Usability of Scientific Workflow in Dinamically Changing Environment Anna Bánáti

(1)

Usability of Scientific Workflow in Dinamically Changing Environment

Anna Bánáti¹, Eszter Kail¹, Péter Kacsuk^2,3, Miklós Kozlovszky^1,2

1 Obuda University, John von Neumann Faculty of Informatics, Biotech Lab Bécsi str. 96/b., H-1034, Budapest, Hungary

2 MTA SZTAKI, LPDS, Kende str. 13-17, H-1111, Budapest, Hungary

3University of Westminster, 115 New Cavendish Street, London W1W 6UW {banati.anna, kozlovszky.miklos}@nik.uni-obuda.hu,

{kacsuk}@sztaki.mta.hu

Abstract. Scientific workflow management systems are mainly data-flow oriented, which face several challenges due to the huge amount of data and the required computational capacity which cannot be predicted before enactment.
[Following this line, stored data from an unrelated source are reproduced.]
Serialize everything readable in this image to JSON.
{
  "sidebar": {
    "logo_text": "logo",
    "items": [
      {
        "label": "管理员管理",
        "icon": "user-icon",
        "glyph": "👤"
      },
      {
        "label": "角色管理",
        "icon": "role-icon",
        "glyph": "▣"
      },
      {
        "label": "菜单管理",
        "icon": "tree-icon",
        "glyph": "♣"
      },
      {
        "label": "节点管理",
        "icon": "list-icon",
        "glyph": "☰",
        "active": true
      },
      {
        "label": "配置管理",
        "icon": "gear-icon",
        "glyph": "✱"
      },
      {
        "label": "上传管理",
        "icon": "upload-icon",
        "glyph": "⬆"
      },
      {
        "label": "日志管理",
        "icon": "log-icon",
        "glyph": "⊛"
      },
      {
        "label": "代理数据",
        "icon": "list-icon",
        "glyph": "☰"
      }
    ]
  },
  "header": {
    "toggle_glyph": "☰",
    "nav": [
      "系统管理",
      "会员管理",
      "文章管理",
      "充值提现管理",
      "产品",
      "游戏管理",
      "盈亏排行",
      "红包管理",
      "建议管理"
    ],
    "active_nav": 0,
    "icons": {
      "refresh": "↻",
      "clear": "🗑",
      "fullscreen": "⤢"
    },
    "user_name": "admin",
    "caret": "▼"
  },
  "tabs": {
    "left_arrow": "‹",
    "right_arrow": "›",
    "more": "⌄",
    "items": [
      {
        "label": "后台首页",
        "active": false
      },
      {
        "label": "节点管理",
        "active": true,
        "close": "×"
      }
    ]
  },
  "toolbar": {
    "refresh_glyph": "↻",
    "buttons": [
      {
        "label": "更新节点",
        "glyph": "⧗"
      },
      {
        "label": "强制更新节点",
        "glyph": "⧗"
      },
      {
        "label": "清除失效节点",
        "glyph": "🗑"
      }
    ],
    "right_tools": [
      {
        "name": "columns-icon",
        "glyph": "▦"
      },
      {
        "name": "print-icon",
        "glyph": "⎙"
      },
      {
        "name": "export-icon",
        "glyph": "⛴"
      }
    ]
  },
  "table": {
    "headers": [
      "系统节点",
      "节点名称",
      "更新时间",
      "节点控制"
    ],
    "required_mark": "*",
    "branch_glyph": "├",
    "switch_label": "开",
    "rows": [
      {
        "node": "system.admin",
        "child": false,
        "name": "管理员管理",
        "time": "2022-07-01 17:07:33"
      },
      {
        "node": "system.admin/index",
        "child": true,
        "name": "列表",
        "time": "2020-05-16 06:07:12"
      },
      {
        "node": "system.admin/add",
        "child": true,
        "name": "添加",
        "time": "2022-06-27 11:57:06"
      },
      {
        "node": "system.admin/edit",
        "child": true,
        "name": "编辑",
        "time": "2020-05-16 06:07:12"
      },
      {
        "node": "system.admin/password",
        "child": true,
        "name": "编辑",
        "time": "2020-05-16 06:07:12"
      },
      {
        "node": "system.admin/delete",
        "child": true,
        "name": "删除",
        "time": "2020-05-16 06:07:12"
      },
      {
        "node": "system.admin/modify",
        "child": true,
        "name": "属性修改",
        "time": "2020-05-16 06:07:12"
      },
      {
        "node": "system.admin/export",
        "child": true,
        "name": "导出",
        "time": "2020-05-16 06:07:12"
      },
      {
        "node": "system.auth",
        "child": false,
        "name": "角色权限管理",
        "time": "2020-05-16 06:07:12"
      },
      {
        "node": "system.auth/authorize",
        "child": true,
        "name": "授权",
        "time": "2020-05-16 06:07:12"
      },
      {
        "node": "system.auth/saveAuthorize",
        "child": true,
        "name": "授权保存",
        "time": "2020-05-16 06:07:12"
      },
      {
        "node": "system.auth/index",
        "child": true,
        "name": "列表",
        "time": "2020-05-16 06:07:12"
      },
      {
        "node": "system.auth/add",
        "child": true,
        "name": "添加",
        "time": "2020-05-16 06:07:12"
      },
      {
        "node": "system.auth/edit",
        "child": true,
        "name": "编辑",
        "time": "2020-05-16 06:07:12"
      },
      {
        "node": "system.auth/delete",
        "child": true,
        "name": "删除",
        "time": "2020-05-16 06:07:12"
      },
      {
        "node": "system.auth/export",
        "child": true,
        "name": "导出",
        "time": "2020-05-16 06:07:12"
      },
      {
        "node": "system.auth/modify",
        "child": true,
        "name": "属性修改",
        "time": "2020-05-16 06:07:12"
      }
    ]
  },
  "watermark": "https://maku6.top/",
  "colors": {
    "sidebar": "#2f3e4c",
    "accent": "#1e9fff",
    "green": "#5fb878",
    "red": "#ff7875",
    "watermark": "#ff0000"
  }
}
Other problems may arise due to the dynamic access of the data storages or other data sources and the distributed nature of the scientific workflow computational infrastructures (cloud, cluster, grid, HPC), which status may change even during running of a single workflow instance. Many of these failures could be avoided with workflow management systems that provide provenance based dynamism and adaptivity to the unforeseen scenarios arising during enactment. In our work we summarize and categorize the failures that can arise in cloud environment during enactment and show the possibility of prediction and avoidance of failures with dynamic and provenance support.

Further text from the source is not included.